Столетиями у подножия Иремель-тау собиралось могучее башкирское войско на борьбу против иноземных захватчиков. И Буранбаю сейчас почудилось, будто это сама гора громоподобным кураем созывала всадников в дальний поход.
Песня плыла над лесами, речками, полями, унеслась резвым ветром в степь, гудела эхом в ущельях. Не горам — народу слушать бы ее, призывную, сулящую грозу гнева, чтобы повторились и умножились подвиги Салавата! Слишком вольготно, монотонно живет сейчас Буранбай на дистанции, а пора бы молодцу в сечу.
— Живей, живей!.. — поднял плеть всадник, и конь пошел крупной рысью. — Быстрей, быстрей!..
Три дня и три ночи добирался он до родного аула Шонкар, прижавшегося избушками к мелкодонной, но бурливой речке Куюргазы. Дома — прочные, добротные, а всего-то их пятнадцать… Однако жители Шонкара гордились своим аулом и свысока поглядывали на соседние деревни.
У околицы Буранбай свернул в лощину, снял там военный мундир и спрятал в седельную сумку, надел бешмет, шапку, натянул на ноги сапожки с суконным голенищем. И зашагал, ведя на поводу коня, к крайнему дому.
Хозяин долго всматривался в лицо пришельца, силился вспомнить, а не смог, вопросительно замычал:
— М-м-м, кто таков?
— Янтурэ-агай, — засмеялся есаул, — забыл, как на сабантуе победил в борьбе — поднял и швырнул в пыль лицом, как куль с овсом?
— Я на сабантуях всех швырял, — похвастался Янтурэ. — Разве вас, бедолаг, упомнишь!
— Ну в состязаниях-то кураистов я оказался первым!
— И такое случалось…
Вышла на крыльцо молодая румяная женщина в платке из козьего пуха, всплеснула руками:
— Еркей! Певец! Кураист несравненный!
Янтурэ вздрогнул от неожиданности и, признав наконец гостя, осклабился:
— И верно, Еркей! А я-то гляжу… Ах, бродяга, ах, скиталец! — и обнял гостя. — Жив-здоров? Ну слава Аллаху! А то ведь люди говорили, будто ты утонул в Хакмаре, когда везли в сибирскую ссылку. Значит, долго-долго жить будешь!.. Сахиба, эсэхе[10], ставь самовар! — Распорядился он и снова полез обниматься: — У-у, бродяга!..
Хозяин и гость увели коня во двор, бросили ему охапку сена.
— Но как же ты изменился! Возмужал, не постарел, а возмужал. И в лице строгость.
В избе жарко зашумел самовар. Гость вынул из котомки кулечки с конфетами из оренбургских кондитерских лавок, пряники, печенье.

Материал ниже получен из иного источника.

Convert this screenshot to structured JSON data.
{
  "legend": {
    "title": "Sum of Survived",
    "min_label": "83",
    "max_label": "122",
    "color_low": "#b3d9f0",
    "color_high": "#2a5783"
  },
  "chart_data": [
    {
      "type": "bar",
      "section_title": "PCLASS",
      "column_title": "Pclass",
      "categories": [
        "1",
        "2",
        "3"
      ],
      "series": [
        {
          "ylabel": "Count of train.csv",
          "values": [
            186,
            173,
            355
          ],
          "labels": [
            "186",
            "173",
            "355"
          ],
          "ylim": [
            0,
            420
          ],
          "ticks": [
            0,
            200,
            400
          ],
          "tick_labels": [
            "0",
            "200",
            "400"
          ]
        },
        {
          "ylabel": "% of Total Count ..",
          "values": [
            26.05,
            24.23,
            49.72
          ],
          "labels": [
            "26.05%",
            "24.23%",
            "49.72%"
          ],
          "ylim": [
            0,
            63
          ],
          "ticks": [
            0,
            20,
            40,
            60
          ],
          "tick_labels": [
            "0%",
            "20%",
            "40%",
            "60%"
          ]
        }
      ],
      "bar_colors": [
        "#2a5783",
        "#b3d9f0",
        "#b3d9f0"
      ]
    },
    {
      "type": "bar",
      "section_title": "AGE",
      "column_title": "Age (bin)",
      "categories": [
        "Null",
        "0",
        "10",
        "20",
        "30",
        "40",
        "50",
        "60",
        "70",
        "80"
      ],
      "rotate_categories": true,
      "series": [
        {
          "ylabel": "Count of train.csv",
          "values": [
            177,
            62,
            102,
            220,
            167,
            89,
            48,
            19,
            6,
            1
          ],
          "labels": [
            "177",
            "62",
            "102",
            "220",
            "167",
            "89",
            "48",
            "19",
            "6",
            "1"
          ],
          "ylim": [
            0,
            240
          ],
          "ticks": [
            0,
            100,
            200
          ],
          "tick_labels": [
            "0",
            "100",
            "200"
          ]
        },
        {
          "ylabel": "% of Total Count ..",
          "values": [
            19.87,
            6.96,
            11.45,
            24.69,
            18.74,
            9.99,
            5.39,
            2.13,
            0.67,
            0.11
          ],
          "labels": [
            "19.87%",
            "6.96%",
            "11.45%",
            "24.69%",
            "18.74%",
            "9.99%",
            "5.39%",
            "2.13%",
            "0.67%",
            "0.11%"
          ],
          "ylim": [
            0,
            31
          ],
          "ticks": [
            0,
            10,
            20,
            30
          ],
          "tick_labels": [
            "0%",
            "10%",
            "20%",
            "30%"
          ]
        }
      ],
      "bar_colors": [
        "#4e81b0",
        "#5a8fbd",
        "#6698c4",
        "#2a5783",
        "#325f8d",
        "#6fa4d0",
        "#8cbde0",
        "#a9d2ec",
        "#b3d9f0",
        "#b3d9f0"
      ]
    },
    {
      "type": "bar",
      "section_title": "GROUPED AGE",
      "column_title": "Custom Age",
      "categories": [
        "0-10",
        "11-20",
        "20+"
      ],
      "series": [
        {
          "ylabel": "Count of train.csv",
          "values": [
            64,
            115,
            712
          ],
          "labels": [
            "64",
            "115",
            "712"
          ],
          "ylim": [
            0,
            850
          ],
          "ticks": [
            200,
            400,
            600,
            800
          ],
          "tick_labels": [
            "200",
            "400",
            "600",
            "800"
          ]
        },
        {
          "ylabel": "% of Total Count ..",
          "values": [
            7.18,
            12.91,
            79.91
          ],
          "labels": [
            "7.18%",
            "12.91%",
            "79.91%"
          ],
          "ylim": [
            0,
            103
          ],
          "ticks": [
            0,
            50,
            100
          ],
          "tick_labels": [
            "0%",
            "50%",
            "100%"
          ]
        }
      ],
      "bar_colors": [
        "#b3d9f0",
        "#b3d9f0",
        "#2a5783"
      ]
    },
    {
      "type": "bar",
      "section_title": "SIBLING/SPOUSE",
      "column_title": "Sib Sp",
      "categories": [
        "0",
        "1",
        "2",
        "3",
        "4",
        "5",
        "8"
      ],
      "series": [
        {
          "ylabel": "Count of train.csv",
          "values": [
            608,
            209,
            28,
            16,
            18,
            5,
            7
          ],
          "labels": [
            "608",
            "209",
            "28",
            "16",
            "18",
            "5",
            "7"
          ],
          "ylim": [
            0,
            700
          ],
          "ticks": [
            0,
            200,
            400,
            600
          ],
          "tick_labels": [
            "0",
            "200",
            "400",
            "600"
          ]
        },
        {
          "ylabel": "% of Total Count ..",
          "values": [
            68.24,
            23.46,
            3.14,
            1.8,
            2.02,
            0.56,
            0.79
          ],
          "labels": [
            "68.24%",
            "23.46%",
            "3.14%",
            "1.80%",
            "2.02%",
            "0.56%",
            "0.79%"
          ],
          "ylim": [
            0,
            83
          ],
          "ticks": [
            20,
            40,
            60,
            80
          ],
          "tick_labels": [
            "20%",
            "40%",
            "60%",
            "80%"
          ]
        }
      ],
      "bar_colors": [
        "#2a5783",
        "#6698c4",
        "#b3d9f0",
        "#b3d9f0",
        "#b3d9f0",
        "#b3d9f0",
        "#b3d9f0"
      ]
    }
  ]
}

— Вашим деткам, дорогие мои!
Сахиба застеснялась:
— Ой, зачем так много?
Из-за занавески уже показались детские носы, сверкнули любопытные глазенки. Буранбай позвал ребятишек, щедро одарил их лакомствами, и те, не чуя ног от радости, выскочили с визгом на улицу.
Хозяин же тем временем погрузился в трудные размышления. Он сопел, чесал затылок и бросал на гостя и на жену унылые взгляды.
— Надо бы соседей по обычаю пригласить, чтобы гостя показать, — нерешительно произнес наконец он.
У башкир так издавна ведется. Гость пожаловал — зови соседей, кидай на праздничную скатерть и печеное, и вареное, и жареное. Последнюю овцу хозяин зарежет, чтоб соседи наелись до отвала, пускай даже завтра — зубы на полку. Сегодня застолье — ешь, пей, веселись, а потом вся надежда на Аллаха… Не Янтурэ первым в ауле должен нарушать вековечный обычай. Он — башкир, настоящий башкир.
— А чего спрашивать? — удивилась жена. — Гостем надо хвастаться перед всей деревней.
— Тут другое дело… Не повредить бы Еркею.
— Да разве это грешно — созвать соседей? — пожала плечами Сахиба.
— Подожди, эсэхе, — сердито осадил ее хозяин. — У Еркея есть враги. Вот я и опасаюсь, не случилось бы беды. Если Еркей в бегах, то, может, лучше принять его тайно? Языка моей жены не страшись, — заверил он гостя. — Она, конечно, баба, но держать язык за зубами умеет. Надежнее любого мужика. Режь на куски — не пикнет.